Fundo no Texas e estrutura financeira nos EUA

O deputado também mencionou o fundo Havengate Development Fund LP, sediado no Texas, apontado como parte da estrutura financeira utilizada para a movimentação dos recursos. "A gente já sabia que teve aquele depósito de 2 milhões de dólares por fundo no Texas, fundo Havengate. Que era administrado pelo Paulo Calixto, que é o advogado do Eduardo Bolsonaro", disse.

Documentos apontam que ao menos US$ 10,6 milhões, cerca de R$ 61 milhões, foram transferidos entre fevereiro e maio de 2025 para financiar o filme. Os registros citam a GoUp Entertainment, sediada nos Estados Unidos, como produtora do projeto. "O que a gente não sabia era para onde foram os outros 61 milhões.

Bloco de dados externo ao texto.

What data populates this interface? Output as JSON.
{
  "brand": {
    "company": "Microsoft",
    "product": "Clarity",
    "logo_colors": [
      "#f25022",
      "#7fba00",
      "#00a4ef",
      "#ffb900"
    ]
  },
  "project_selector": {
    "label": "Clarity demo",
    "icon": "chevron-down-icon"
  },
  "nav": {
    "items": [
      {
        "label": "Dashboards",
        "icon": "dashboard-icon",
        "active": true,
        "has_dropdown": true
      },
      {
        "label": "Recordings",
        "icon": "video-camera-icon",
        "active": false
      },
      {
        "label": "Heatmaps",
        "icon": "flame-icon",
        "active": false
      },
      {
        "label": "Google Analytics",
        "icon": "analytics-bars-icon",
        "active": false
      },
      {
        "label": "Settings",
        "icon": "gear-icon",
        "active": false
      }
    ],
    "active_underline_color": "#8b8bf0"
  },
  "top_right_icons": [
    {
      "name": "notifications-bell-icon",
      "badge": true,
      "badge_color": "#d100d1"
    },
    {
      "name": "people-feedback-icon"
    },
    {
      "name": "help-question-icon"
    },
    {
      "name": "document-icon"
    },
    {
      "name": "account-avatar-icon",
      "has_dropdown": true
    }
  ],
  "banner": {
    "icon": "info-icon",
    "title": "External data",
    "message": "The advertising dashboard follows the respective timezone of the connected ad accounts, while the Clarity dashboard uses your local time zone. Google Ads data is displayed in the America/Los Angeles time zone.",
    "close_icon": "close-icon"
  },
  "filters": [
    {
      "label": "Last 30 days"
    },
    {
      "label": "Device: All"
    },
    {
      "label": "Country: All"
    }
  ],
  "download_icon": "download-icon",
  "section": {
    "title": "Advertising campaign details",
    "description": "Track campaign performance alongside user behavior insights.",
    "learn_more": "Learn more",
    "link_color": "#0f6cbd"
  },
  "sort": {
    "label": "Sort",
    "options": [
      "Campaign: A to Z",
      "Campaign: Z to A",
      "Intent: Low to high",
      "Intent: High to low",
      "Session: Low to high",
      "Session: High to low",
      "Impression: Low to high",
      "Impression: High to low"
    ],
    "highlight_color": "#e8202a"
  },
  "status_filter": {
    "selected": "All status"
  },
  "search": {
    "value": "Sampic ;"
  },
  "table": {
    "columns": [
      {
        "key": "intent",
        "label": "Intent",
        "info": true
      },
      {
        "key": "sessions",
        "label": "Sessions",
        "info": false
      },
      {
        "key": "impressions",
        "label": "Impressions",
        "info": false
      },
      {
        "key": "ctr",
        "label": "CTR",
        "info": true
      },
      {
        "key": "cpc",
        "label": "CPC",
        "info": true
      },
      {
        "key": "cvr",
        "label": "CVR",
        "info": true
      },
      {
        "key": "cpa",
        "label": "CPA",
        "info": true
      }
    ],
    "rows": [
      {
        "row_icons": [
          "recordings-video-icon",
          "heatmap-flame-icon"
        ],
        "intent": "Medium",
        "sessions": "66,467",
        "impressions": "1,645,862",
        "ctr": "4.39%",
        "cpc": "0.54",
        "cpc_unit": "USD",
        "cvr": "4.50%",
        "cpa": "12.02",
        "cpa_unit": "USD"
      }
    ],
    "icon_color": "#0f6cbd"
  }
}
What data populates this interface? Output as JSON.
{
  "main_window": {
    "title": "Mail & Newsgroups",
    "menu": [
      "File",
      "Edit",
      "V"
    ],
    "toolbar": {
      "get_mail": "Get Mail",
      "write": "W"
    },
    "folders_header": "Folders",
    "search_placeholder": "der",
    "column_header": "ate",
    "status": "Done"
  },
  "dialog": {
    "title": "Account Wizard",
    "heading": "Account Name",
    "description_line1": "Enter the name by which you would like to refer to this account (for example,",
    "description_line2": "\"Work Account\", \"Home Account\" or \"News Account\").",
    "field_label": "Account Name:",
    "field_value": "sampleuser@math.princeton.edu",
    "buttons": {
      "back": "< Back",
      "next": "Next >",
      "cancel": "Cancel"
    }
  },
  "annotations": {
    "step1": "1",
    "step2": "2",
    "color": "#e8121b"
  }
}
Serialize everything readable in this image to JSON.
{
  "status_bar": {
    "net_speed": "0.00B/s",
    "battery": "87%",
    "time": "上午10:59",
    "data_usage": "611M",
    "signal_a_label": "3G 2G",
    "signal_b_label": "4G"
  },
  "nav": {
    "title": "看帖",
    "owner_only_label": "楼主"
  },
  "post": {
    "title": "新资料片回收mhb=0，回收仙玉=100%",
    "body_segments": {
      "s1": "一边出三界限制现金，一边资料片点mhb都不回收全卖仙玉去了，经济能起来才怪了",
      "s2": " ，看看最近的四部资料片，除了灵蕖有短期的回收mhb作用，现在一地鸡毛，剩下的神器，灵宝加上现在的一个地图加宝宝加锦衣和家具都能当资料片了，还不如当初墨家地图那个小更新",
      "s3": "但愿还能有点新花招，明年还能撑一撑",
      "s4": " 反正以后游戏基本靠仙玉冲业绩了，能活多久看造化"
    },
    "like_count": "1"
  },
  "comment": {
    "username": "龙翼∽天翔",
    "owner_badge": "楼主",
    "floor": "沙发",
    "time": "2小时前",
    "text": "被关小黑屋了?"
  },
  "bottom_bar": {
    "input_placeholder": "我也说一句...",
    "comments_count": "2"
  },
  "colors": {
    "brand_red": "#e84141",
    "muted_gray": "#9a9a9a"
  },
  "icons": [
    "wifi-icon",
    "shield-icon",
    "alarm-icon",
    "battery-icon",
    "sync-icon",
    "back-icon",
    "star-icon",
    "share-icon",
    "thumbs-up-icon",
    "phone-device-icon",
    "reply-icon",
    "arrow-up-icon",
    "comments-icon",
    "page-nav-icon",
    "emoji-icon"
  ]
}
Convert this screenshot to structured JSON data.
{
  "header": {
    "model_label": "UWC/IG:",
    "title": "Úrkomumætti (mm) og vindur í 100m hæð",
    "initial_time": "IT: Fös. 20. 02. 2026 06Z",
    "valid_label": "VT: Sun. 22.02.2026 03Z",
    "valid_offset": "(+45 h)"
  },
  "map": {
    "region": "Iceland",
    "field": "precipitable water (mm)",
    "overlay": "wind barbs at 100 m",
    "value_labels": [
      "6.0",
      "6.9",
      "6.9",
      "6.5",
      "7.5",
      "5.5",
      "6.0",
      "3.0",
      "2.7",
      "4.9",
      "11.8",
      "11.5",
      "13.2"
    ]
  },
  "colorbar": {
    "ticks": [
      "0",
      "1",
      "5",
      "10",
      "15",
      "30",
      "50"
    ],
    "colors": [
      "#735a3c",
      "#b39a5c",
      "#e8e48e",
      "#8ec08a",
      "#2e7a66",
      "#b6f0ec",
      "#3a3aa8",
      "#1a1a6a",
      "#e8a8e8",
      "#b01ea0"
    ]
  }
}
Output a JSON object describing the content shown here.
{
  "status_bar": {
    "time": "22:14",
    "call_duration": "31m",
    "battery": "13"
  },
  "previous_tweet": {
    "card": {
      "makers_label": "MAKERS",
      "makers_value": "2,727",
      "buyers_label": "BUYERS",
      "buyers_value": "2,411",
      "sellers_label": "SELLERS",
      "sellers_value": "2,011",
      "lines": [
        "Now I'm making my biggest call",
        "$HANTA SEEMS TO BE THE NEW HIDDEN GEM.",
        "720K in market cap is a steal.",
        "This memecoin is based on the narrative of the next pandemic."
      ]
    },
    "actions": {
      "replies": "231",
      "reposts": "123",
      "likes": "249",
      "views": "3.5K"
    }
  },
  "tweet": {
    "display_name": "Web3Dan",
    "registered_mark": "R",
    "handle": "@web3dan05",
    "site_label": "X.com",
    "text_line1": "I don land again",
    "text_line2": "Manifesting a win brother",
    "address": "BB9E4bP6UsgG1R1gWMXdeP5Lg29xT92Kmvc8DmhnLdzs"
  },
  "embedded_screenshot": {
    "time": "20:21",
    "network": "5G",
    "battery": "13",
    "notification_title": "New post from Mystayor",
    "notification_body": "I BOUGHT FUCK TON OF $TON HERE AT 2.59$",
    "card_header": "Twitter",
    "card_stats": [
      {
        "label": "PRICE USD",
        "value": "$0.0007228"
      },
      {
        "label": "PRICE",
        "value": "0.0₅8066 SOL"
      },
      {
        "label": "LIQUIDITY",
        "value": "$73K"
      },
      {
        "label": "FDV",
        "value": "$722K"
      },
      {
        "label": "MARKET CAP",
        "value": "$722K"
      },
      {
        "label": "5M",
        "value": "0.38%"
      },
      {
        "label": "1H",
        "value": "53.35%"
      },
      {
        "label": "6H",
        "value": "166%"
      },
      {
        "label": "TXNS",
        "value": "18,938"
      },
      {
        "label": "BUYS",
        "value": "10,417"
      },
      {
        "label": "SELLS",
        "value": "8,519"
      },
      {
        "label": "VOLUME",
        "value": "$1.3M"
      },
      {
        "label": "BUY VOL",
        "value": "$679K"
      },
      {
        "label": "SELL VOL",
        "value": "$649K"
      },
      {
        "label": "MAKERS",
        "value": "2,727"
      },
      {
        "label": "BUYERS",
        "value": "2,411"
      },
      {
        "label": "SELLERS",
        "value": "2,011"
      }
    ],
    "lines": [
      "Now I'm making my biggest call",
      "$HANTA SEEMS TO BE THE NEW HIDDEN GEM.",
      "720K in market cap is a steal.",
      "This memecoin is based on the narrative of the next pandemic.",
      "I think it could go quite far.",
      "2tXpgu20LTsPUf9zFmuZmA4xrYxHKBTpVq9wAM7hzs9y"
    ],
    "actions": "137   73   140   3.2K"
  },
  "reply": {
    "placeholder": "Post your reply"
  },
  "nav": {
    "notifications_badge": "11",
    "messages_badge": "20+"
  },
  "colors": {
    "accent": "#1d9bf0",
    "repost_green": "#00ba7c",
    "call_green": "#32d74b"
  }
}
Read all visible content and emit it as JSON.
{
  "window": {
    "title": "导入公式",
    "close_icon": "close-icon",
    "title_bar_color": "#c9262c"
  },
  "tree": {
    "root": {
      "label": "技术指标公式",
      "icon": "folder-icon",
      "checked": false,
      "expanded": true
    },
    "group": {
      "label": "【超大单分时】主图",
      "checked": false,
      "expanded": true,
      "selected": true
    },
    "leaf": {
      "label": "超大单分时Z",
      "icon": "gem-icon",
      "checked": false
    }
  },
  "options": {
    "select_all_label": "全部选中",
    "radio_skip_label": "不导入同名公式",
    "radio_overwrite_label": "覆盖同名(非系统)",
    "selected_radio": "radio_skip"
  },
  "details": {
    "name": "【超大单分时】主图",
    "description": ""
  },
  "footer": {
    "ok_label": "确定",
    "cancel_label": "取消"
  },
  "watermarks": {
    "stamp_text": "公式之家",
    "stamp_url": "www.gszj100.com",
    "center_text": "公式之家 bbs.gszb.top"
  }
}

Agora a gente já sabe. Foi para a GoUp, sediada na Califórnia. Mas quem administrava o dinheiro era Eduardo Bolsonaro e Mário Frias", afirmou Lindbergh.

PF apura destino dos recursos

Durante o vídeo, Lindbergh defendeu investigação sobre o destino dos recursos movimentados para o projeto audiovisual. "Agora é a Polícia Federal. Contatar o FBI. Nós temos que rastrear esse dinheiro", declarou. A Polícia Federal investiga se parte dos recursos ligados ao filme foi utilizada para financiar despesas de Eduardo Bolsonaro nos Estados Unidos.